Folding nucleus of globular proteins formation starts by the mutual interaction of a group of hydrophobic amino acids whose close contacts allow subsequent formation and stability of the 3D structure. These early steps can be predicted by simulation of the folding process through a Monte Carlo (MC) coarse grain model in a discrete space. We previously defined MIRs (Most Interacting Residues), as the set of residues presenting a large number of non-covalent neighbour interactions during such simulation. MIRs are good candidates to define the minimal number of residues giving rise to a given fold instead of another one, although their proportion is rather high, typically [15-20]% of the sequences. Having in mind experiments with two sequences of very high levels of sequence identity (up to 90%) but different folds, we combined the MIR method, which takes sequence as single input, with the "fuzzy oil drop" (FOD) model that requires a 3D structure, in order to estimate the residues coding for the fold.
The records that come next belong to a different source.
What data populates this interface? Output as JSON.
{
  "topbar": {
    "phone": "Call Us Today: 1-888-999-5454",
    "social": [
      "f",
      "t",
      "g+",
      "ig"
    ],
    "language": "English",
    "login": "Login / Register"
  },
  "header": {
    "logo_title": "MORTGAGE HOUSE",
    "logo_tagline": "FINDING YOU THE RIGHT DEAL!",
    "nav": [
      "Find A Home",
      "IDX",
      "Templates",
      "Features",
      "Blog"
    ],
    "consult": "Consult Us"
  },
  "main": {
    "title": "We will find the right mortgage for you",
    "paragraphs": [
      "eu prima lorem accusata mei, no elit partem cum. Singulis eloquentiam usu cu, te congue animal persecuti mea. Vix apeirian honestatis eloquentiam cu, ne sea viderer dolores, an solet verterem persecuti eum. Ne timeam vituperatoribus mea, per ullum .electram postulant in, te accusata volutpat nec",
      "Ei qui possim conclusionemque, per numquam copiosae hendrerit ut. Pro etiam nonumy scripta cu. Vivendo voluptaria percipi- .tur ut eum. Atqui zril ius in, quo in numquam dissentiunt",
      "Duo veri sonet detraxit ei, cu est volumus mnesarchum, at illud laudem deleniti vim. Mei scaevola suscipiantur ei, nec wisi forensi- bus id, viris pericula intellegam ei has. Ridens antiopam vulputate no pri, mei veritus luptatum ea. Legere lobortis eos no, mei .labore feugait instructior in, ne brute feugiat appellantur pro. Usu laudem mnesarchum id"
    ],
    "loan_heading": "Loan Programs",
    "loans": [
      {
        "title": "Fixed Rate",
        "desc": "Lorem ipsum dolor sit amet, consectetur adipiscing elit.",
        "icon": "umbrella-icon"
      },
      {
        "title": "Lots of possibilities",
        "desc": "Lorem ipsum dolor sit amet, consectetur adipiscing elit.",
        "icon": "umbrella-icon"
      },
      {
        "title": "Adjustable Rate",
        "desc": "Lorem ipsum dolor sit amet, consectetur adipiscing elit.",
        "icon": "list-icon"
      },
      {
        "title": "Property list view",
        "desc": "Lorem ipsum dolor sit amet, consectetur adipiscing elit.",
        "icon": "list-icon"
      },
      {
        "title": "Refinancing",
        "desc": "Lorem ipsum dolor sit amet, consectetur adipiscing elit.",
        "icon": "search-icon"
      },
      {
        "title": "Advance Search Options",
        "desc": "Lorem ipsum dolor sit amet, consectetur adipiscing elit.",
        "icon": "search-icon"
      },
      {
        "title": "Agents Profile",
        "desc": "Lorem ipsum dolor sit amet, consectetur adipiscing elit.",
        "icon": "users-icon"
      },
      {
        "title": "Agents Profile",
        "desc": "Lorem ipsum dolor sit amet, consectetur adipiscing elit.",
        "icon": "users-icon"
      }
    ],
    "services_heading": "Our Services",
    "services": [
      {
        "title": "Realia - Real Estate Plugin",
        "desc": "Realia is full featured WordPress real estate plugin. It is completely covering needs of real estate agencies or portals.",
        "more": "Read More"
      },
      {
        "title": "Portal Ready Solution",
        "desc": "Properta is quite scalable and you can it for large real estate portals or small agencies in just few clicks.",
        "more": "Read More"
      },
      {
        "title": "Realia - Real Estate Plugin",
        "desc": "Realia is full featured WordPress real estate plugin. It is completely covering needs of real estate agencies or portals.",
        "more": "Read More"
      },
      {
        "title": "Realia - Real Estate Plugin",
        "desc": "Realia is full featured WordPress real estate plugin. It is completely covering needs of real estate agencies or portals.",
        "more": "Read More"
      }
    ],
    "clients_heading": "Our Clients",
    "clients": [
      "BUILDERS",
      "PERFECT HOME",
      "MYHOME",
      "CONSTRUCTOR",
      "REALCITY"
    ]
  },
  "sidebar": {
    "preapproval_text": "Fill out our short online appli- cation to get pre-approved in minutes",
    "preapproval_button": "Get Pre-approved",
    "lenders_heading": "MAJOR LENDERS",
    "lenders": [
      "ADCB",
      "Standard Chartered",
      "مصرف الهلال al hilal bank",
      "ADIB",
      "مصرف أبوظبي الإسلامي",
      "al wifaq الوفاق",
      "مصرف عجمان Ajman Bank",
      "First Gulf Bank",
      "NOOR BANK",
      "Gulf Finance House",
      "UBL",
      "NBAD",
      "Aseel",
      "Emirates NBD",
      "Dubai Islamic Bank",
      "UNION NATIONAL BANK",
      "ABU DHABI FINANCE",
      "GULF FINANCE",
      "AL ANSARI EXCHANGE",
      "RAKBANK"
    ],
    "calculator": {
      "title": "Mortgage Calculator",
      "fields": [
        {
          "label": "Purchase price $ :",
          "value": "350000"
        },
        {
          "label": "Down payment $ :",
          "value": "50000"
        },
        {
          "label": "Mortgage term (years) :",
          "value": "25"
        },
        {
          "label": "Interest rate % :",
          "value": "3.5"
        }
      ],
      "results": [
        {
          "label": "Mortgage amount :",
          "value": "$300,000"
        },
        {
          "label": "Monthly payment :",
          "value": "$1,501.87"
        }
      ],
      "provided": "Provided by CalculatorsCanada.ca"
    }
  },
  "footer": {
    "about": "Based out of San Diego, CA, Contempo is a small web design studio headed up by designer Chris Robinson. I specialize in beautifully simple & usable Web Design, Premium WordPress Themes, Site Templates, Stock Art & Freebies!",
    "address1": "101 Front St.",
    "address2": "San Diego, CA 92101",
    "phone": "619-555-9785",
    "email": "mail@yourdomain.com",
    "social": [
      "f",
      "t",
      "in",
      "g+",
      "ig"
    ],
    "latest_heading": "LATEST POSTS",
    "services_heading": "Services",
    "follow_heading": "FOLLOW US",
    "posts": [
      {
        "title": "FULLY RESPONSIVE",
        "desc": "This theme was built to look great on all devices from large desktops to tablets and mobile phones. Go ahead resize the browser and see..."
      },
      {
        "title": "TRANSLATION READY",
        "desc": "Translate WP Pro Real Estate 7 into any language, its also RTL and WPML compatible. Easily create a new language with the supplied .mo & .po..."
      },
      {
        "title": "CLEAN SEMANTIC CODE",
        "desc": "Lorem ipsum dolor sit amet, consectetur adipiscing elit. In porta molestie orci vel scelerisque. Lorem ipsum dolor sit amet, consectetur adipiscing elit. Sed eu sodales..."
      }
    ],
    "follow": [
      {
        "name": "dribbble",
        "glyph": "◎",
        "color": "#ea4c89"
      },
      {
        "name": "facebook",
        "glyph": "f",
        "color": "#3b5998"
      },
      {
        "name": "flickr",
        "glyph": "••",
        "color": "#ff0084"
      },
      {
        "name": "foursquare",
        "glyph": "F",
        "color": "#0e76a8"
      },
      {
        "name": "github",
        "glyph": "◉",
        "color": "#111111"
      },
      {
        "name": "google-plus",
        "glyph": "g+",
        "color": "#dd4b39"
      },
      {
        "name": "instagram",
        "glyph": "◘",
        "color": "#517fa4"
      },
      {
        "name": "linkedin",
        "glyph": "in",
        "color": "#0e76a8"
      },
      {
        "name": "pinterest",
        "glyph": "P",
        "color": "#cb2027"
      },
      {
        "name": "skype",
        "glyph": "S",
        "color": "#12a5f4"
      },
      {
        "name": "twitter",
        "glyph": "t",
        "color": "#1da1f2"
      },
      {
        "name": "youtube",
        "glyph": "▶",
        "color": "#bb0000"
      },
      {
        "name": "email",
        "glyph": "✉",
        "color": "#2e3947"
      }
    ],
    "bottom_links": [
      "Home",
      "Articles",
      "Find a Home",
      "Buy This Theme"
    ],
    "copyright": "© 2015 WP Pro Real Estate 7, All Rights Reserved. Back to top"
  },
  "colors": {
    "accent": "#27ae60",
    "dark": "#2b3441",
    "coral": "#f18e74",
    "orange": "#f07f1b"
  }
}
FOD assumes that a globular protein follows an idealised 3D Gaussian distribution of hydrophobicity density, with the maximum in the centre and minima at the surface of the "drop". If the actual local density of hydrophobicity around a given amino acid is as high as the ideal one, then this amino acid is assigned to the core of the globular protein, and it is assumed to follow the FOD model. Therefore one obtains a distribution of the amino acids of a protein according to their agreement or rejection with the FOD model.
We compared and combined MIR and FOD methods to define the minimal nucleus, or keystone, of two populated folds: immunoglobulin-like (Ig) and flavodoxins (Flav). The combination of these two approaches defines some positions both predicted as a MIR and assigned as accordant with the FOD model. It is shown here that for these two folds, the intersection of the predicted sets of residues significantly differs from random selection. It reduces the number of selected residues by each individual method and allows a reasonable agreement with experimentally determined key residues coding for the particular fold. In addition, the intersection of the two methods significantly increases the specificity of the prediction, providing a robust set of residues that constitute the folding nucleus.
球状蛋白质折叠核的形成始于一组疏水氨基酸的相互作用,这些氨基酸的紧密接触使得后续三维结构的形成和稳定性得以实现。这些早期步骤可以通过在离散空间中通过蒙特卡罗(MC)粗粒模型模拟折叠过程来预测。我们之前定义了最相互作用残基(MIRs),即在此类模拟过程中呈现大量非共价邻域相互作用的残基集合。MIRs是定义产生特定折叠而非其他折叠所需最小残基数的良好候选者,尽管它们的比例相当高,通常占序列的[15 - 20]%。考虑到对两个具有非常高序列同一性水平(高达90%)但折叠不同的序列进行的实验,我们将以序列作为单一输入的MIR方法与需要三维结构的“模糊油滴”(FOD)模型相结合,以估计编码折叠的残基。FOD假设球状蛋白质遵循理想化的疏水性密度三维高斯分布,在“油滴”中心最大,表面最小。如果给定氨基酸周围的实际局部疏水性密度与理想密度一样高,那么该氨基酸就被分配到球状蛋白质的核心,并假定其遵循FOD模型。因此,根据蛋白质氨基酸与FOD模型的符合或不符合情况,可以得到蛋白质氨基酸的一种分布。
我们比较并结合了MIR和FOD方法来定义两种常见折叠的最小核或关键部分:免疫球蛋白样(Ig)和黄素氧还蛋白(Flav)。这两种方法的结合确定了一些既被预测为MIR又被指定为符合FOD模型的位置。此处表明,对于这两种折叠,预测的残基集的交集与随机选择有显著差异。它减少了每种单独方法选择的残基数量,并与实验确定的编码特定折叠的关键残基有合理的一致性。此外,两种方法的交集显著提高了预测的特异性,提供了一组构成折叠核的稳健残基。